A delicious documentary, free-climbing thrills, Western tunes, and more to watch this weekend

Sunset Cinemas: The Best Western-Themed Documentaries

This week, we’re focused on documentaries and non-fiction projects that you can stream using one or more of the most common services. Our recommendation to you: If you see a project marked as “downloadable,” pull it down during the slow internet hours. Many of us have already experienced death-by-buffering during peak hours of 7 p.m. onward, and YouTube and Netflix have already dropped their bit rates meaning your spankin’ new 4k TV might not show its stuff.

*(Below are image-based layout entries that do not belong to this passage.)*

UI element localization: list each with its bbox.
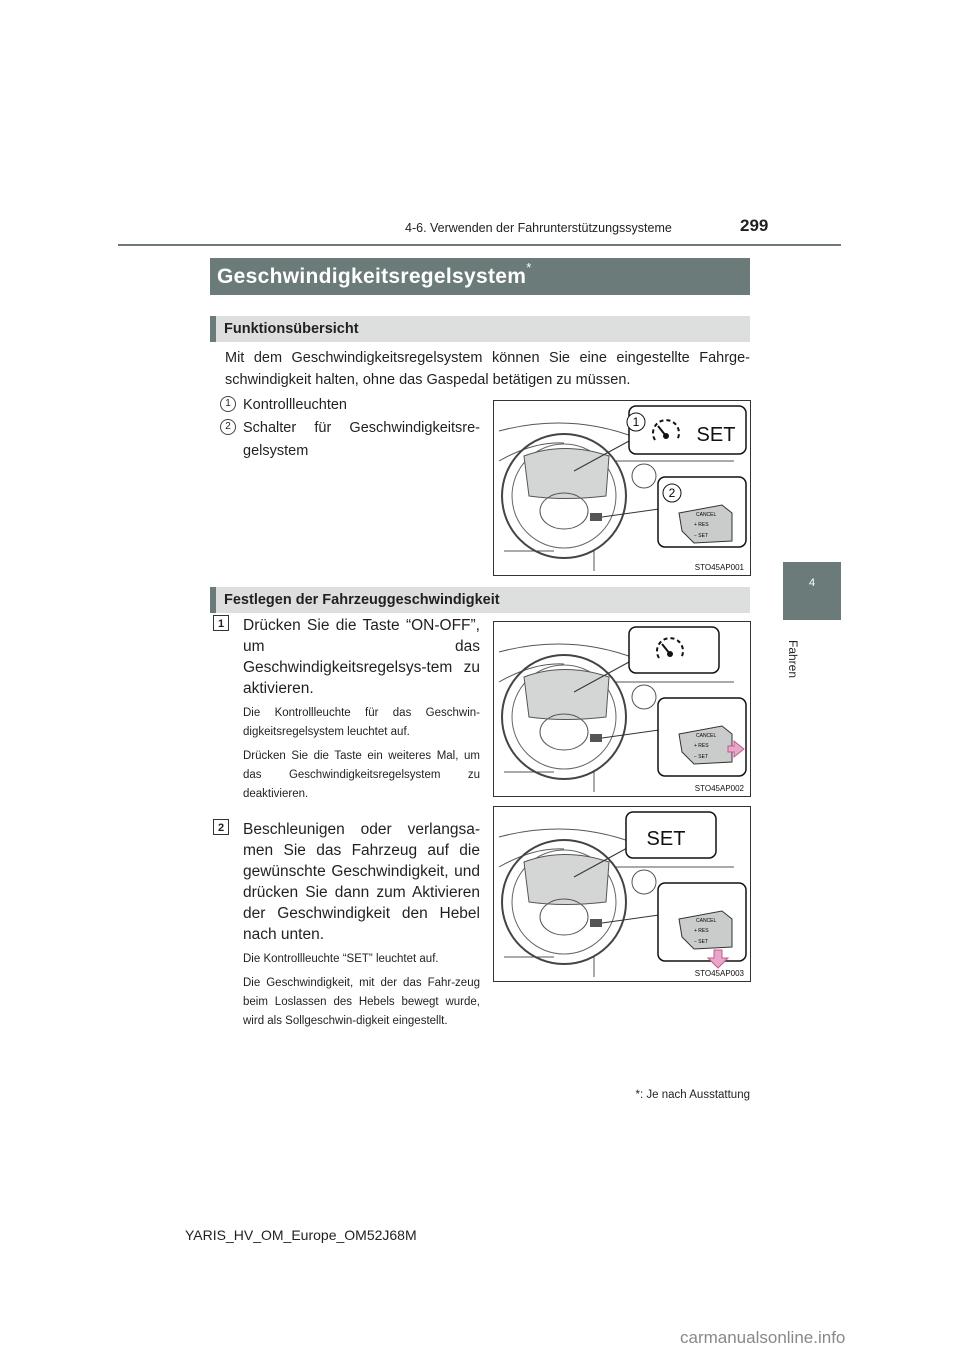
chapter-label: Fahren	[786, 640, 800, 679]
title-text: Geschwindigkeitsregelsystem	[217, 265, 527, 288]
step-note: Die Kontrollleuchte für das Geschwin-digkeitsregelsystem leuchtet auf.	[243, 707, 480, 738]
footnote-text: : Je nach Ausstattung	[640, 1089, 750, 1101]
instrument-cluster	[524, 449, 609, 499]
list-item	[213, 394, 480, 417]
lever-res-label: + RES	[694, 928, 709, 934]
figure-code: STO45AP001	[694, 563, 744, 572]
callout-number: 1	[632, 415, 640, 429]
section-heading-set-speed: Festlegen der Fahrzeuggeschwindigkeit	[210, 587, 750, 613]
lever-set-label: − SET	[694, 754, 709, 760]
page-title	[210, 258, 750, 295]
section-heading-overview: Funktionsübersicht	[210, 316, 750, 342]
figure-cruise-overview	[493, 400, 751, 576]
item-text: Schalter für Geschwindigkeitsre-gelsystem	[243, 420, 480, 459]
instrument-cluster	[524, 855, 609, 905]
item-list	[213, 394, 480, 463]
lever-cancel-label: CANCEL	[696, 512, 717, 518]
figure-code: STO45AP002	[694, 784, 744, 793]
step-list	[213, 615, 480, 1031]
step-note: Die Geschwindigkeit, mit der das Fahr-zeug beim Loslassen des Hebels bewegt wurde, wird als Sollgeschwin-digkeit eingestellt.	[243, 977, 480, 1027]
header-rule	[118, 244, 841, 246]
lever-cancel-label: CANCEL	[696, 733, 717, 739]
step-note: Die Kontrollleuchte “SET” leuchtet auf.	[243, 953, 439, 965]
list-item	[213, 417, 480, 463]
step-text: Drücken Sie die Taste “ON-OFF”, um das Geschwindigkeitsregelsys-tem zu aktivieren.	[243, 617, 480, 697]
lever-set-label: − SET	[694, 939, 709, 945]
intro-paragraph: Mit dem Geschwindigkeitsregelsystem können Sie eine eingestellte Fahrge-schwindigkeit halten, ohne das Gaspedal betätigen zu müssen.	[225, 350, 750, 388]
step-note: Drücken Sie die Taste ein weiteres Mal, um das Geschwindigkeitsregelsystem zu deaktivieren.	[243, 750, 480, 800]
item-number: 2	[220, 419, 236, 435]
step-number: 1	[213, 615, 229, 631]
item-number: 1	[220, 396, 236, 412]
lever-cancel-label: CANCEL	[696, 918, 717, 924]
watermark: carmanualsonline.info	[680, 1328, 846, 1347]
callout-set-text: SET	[646, 828, 686, 850]
document-id: YARIS_HV_OM_Europe_OM52J68M	[185, 1227, 417, 1243]
figure-on-off	[493, 621, 751, 797]
page-number: 299	[740, 216, 769, 235]
step	[213, 819, 480, 1031]
callout-set-text: SET	[696, 424, 736, 446]
step	[213, 615, 480, 804]
footnote-marker: *	[635, 1089, 641, 1101]
figure-code: STO45AP003	[694, 969, 744, 978]
callout-number: 2	[668, 486, 676, 500]
chapter-number: 4	[808, 577, 816, 589]
step-text: Beschleunigen oder verlangsa-men Sie das Fahrzeug auf die gewünschte Geschwindigkeit, und drücken Sie dann zum Aktivieren der Geschwindigkeit den Hebel nach unten.	[243, 821, 480, 943]
chapter-tab	[783, 562, 841, 620]
figure-set-speed	[493, 806, 751, 982]
header-section: 4-6. Verwenden der Fahrunterstützungssysteme	[405, 221, 672, 235]
lever-res-label: + RES	[694, 743, 709, 749]
lever-set-label: − SET	[694, 533, 709, 539]
lever-res-label: + RES	[694, 522, 709, 528]
title-marker: *	[526, 260, 532, 275]
instrument-cluster	[524, 670, 609, 720]
item-text: Kontrollleuchten	[243, 397, 347, 413]
step-number: 2	[213, 819, 229, 835]
footnote	[636, 1089, 750, 1101]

Enough preamble: let’s get to the flicks.

Wild Alaska, Netflix
Leave it to the brits to wax poetic about the wildest part of the West. This three-part series, each chapter clocking in at a swift 50 minutes, is the perfect fare for a family—or background watching for a board game night. Think Planet Earth, but with a Klondike focus.
Free with Subscription

More Videos From Sunset

Anything by Teton Gravity Research
We’ll watching anything and everything by this gravity-defying film troupe, but their Winterland offers an alternative to spring skiing, which became a distant dream for many last week when resorts across the West shut down.
$4.99, Amazon (also available elsewhere)

Free Solo, Hulu
Alex Honnold scaled the slick face of Yosemite’s Half Dome to glory sans ropes in 2018. If you’re a Hulu user, this one streams free—and it’s a great introduction not only to the sport of climbing but Yosemite itself.
Free with Subscription

The Dawn Wall, Netflix
If you ask us, this is the better film—especially for this era of separation. While Honnold’s glory is mostly his own (filmmaker and climber Jimmy Chin deserves credit for bringing it to life), in The Dawn Wall Honnold’s friend and adviser Tommy Caldwell carves off a different challenge on the same stretch of rock—and brings along a buddy, a sport climber named Kevin Jorgeson. While Free Solo leaves us in awe of Honnold, The Dawn Wall reminds us of the stubborn persistence of the human bond in times of duress, a takeaway I think we can all get behind right now.
Free with Subscription

Alice Waters and her Delicious Revolution, PBS
An early proponent of the farm-to-table revolution, Alice Waters changed the world from her kitchens in Berkeley, California, one organic ingredient at a time. Though it dates to 2003, this in-depth look at her career by filmmaker Doug Hamilton is a worthy intro to the food world—and thanks to the backing of PBS, just about as free as it gets.
Free to KQED Passport members

The National Parks by Ken Burns, Amazon
Speaking of PBS, this epic series by the dean of American documentary filmmaking brings to life the battle to forge our National Park system. With panoramic views of some of our finest refuges, it’s
Free with Subscription

Echo in the Canyon, Netflix
Los Angeles’s Laurel Canyon was a hotbed of musical energy in the 1960s. In this doc, Jakob Dylan interviews everyone from Ringo Starr to Eric Clapton about the period, and folds in a number of performances with contemporary musicians including Fiona Apple, Regina Spektor, and beck.
Free with Subscription

Dust to Glory, $3.99 Amazon
The definitive chronicle of the Baja 1000, this off-road racing documentary by Dana Brown sits you shotgun as hundreds of daredevil drivers and teams make their way from Tijuana down to Cabo San Lucas, Mexico. When they’re not avoiding certain death or getting mired in booby-trapped obstacles the tension breaks and everyone can bask in the beauty of Baja.
$3.99

Endless Summer, Amazon
Speaking of the Brown family, Dana’s father Bruce crafted this legendary 1966 documentary about the surfing scene, following a posse of wave-chasers who circle the globe in search of the perfect break. While not shot entirely in the West, our beaches hold their own among those featured—and is there any sport more Sunset than surfing?